Fooled Again
Rock’s romantic revolution.

By Thomas Hibbs, professor of philosophy at Boston College & author of Shows About Nothing.
October 13-14, 2001

 

n the days after September 11, as Americans were desperately trying to put the inconceivable into some sort of context, MTV (to which a depressingly large number of teens turn for political news) did its part by rounding up the usual experts: film and rock stars. The singer Melissa Etheridge spoke for many when she urged Americans to learn to "embrace difference." Now, she meant well. And the stars from Hollywood and the music industry have behaved with restraint, even at times reverence, in their fundraising performances. But the unqualified call to embrace difference is a mindless mantra that, after Sept. 11, we would do well to discard. The experience of planes crashing into buildings and killing thousands is quite different, but few want to embrace that. And some cultural differences, such as the celebration of suicide pilots slaughtering the innocent, cannot be embraced as part of what Stanley Fish has called boutique multiculturalism.

For all the calls to embrace difference, the song that has emerged as the post-Sept. 11 anthem of the rock community is John Lennon's "Imagine," a song that imagines all difference away. Thus does current rock oscillate between two extremes, neither of which is much help in thinking through our current crisis. Admittedly, Lennon's song is not so much about practical politics as it is about an inspiring and hopeful ideal of peace. But how, one cannot help but ask, are we to imagine the road toward this world beyond all national and religious differences, beyond possessions, with nothing "to kill or die for," where we all live in the moment? Clearly not by the old religious answer, which has to do with God's decisive and transforming intervention into history. Instead, "Imagine" is a sophisticated advertising jingle for Communism. In what it fails to say and especially in its hypnotic and placid melody, "Imagine" is a deeply dishonest song. Tracy Chapman's "Talkin' 'Bout a Revolution," with its warning that "poor people are going to rise up and take what's theirs" is more honest about the violence necessary for revolution. If we must have Lennon, let's at least have him as part of the Beatles, whose wry and ambivalent "Revolution" is superior to anything Lennon produced as a soloist.
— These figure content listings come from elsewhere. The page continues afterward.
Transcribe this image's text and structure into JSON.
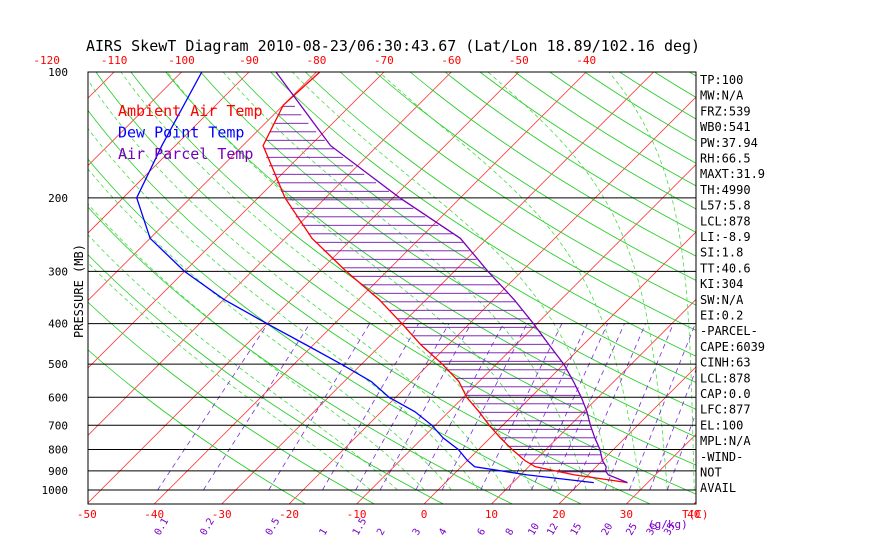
{
  "chart_data": {
    "type": "skewt",
    "title": "AIRS SkewT Diagram 2010-08-23/06:30:43.67 (Lat/Lon 18.89/102.16 deg)",
    "ylabel": "PRESSURE (MB)",
    "xlabel_bottom": "T(C)",
    "mixing_ratio_label": "(g/kg)",
    "pressure_ticks": [
      100,
      200,
      300,
      400,
      500,
      600,
      700,
      800,
      900,
      1000
    ],
    "top_temp_ticks": [
      -120,
      -110,
      -100,
      -90,
      -80,
      -70,
      -60,
      -50,
      -40
    ],
    "bottom_temp_ticks": [
      -50,
      -40,
      -30,
      -20,
      -10,
      0,
      10,
      20,
      30,
      40
    ],
    "mixing_ratio_ticks": [
      "0.1",
      "0.2",
      "0.5",
      "1",
      "1.5",
      "2",
      "3",
      "4",
      "6",
      "8",
      "10",
      "12",
      "15",
      "20",
      "25",
      "30",
      "35"
    ],
    "legend": [
      {
        "label": "Ambient Air Temp",
        "color": "#ff0000"
      },
      {
        "label": "Dew Point Temp",
        "color": "#0000ff"
      },
      {
        "label": "Air Parcel Temp",
        "color": "#7700bb"
      }
    ],
    "series": [
      {
        "name": "Ambient Air Temp",
        "color": "#ff0000",
        "points": [
          [
            100,
            -79.5
          ],
          [
            120,
            -80
          ],
          [
            150,
            -77
          ],
          [
            200,
            -66
          ],
          [
            250,
            -56
          ],
          [
            300,
            -46
          ],
          [
            350,
            -37
          ],
          [
            400,
            -30
          ],
          [
            450,
            -24
          ],
          [
            500,
            -18
          ],
          [
            550,
            -13
          ],
          [
            600,
            -9.5
          ],
          [
            650,
            -5.5
          ],
          [
            700,
            -2
          ],
          [
            750,
            1.5
          ],
          [
            800,
            5
          ],
          [
            850,
            8.5
          ],
          [
            880,
            11
          ],
          [
            920,
            18
          ],
          [
            960,
            27
          ]
        ]
      },
      {
        "name": "Dew Point Temp",
        "color": "#0000ff",
        "points": [
          [
            100,
            -97
          ],
          [
            150,
            -92
          ],
          [
            200,
            -88
          ],
          [
            250,
            -80
          ],
          [
            300,
            -70
          ],
          [
            350,
            -60
          ],
          [
            400,
            -50
          ],
          [
            450,
            -41
          ],
          [
            500,
            -33
          ],
          [
            550,
            -26
          ],
          [
            600,
            -21
          ],
          [
            650,
            -15
          ],
          [
            700,
            -10.5
          ],
          [
            750,
            -7
          ],
          [
            800,
            -3
          ],
          [
            850,
            0
          ],
          [
            880,
            2
          ],
          [
            920,
            11
          ],
          [
            960,
            22
          ]
        ]
      },
      {
        "name": "Air Parcel Temp",
        "color": "#7700bb",
        "points": [
          [
            100,
            -86
          ],
          [
            150,
            -67
          ],
          [
            200,
            -49
          ],
          [
            250,
            -34
          ],
          [
            300,
            -25
          ],
          [
            350,
            -17
          ],
          [
            400,
            -10.5
          ],
          [
            450,
            -5
          ],
          [
            500,
            0
          ],
          [
            550,
            4
          ],
          [
            600,
            7.5
          ],
          [
            650,
            10.5
          ],
          [
            700,
            13
          ],
          [
            750,
            15.5
          ],
          [
            800,
            18
          ],
          [
            850,
            20
          ],
          [
            880,
            21.5
          ],
          [
            900,
            22
          ],
          [
            920,
            23
          ],
          [
            960,
            27
          ]
        ]
      }
    ],
    "indices": [
      "TP:100",
      "MW:N/A",
      "FRZ:539",
      "WB0:541",
      "PW:37.94",
      "RH:66.5",
      "MAXT:31.9",
      "TH:4990",
      "L57:5.8",
      "LCL:878",
      "LI:-8.9",
      "SI:1.8",
      "TT:40.6",
      "KI:304",
      "SW:N/A",
      "EI:0.2",
      "-PARCEL-",
      "CAPE:6039",
      "CINH:63",
      "LCL:878",
      "CAP:0.0",
      "LFC:877",
      "EL:100",
      "MPL:N/A",
      "-WIND-",
      "NOT",
      "AVAIL"
    ]
  }
}
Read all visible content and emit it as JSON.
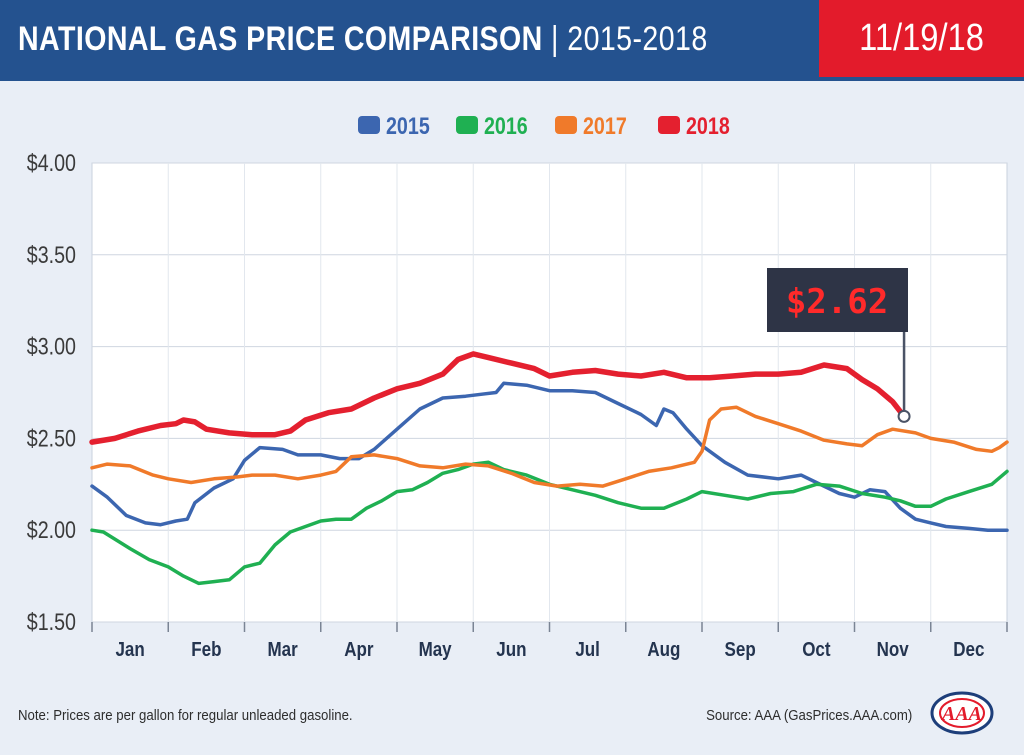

Since its inception, rock has been fixated on the image of an escape from the complexity of history and civilization through a return to innocence and harmony. It is there in CSNY's "Woodstock": "we are stardust, we are golden…and we've got to get ourselves back to the garden." As Robert Pattison has shown in his recently reissued The Triumph of Vulgarity: Rock Music in the Mirror of Romanticism, Rousseau, the father of romanticism, is alive and well in American popular culture. And not just in the music world but in Hollywood as well.

In the past few decades, Hollywood has suffered from a Forrest Gump syndrome, where the only characters unequivocally praised as good are inveterate children, incapable of participating in the complex adult world of American civilization. (The Romantic vision exercises an equally powerful influence in certain leftist segments of academia, where the evil, civilized West is pitted against the innocent, non-Western world.) Rousseau depicts the pre-civilized savage as a model of innocence, a simple and peaceful child, at one with nature, and incapable of evil. Only with civilization, the invention of language and reason, and especially the discovery of property, does consciousness of self and other emerge and with it the spirit of competition, an ability to calculate gain and loss, for oneself and others. Here civilization and technology — the first fruits of reason — are the sources of human corruption and evil. But of course, Rousseau does not rest with this pessimistic vision. He announces a revolutionary politics that seeks to restructure government in order to eliminate every vestige of inequality. It is no accident that the perpetrators of the French Revolution idolized Rousseau. And rock has given repeated testimony to the link between romanticism and violence. The same culture that gave us the Summer of Love gave us the Rolling Stones at Altamont, where Mick Jagger sang "Sympathy for the Devil" as their makeshift body guards, the Hells Angels, murdered a black audience member.

At its worst, rock tends to narcissistic nihilism; at its best, it produces entertaining and moving, even modestly thought-provoking and poetic, music. But, aside from occasional exceptions, rock has been in serious decline for some time. Nowadays, performers, fans and critics can't even seem to tell songs of revolution from satires. Just days after the terrorist attacks, a John Mellencamp concert turned into a patriotic celebration. Opening for Mellencamp was the Wallflowers who, according to the Boston Globe's Steve Morse, stirred the audience into a patriotic frenzy by playing a song of "revolution," The Who's "We Don't Get Fooled Again." In fact, the song is a satire of the naivete of revolutionary thinking, for which The Who caught some grief when they first released the song in the '60s. Pessimism about the efficacy of revolution is palpable in the refrain, "meet the new boss, same as the old boss." Don't get fooled again? Oh, yeah!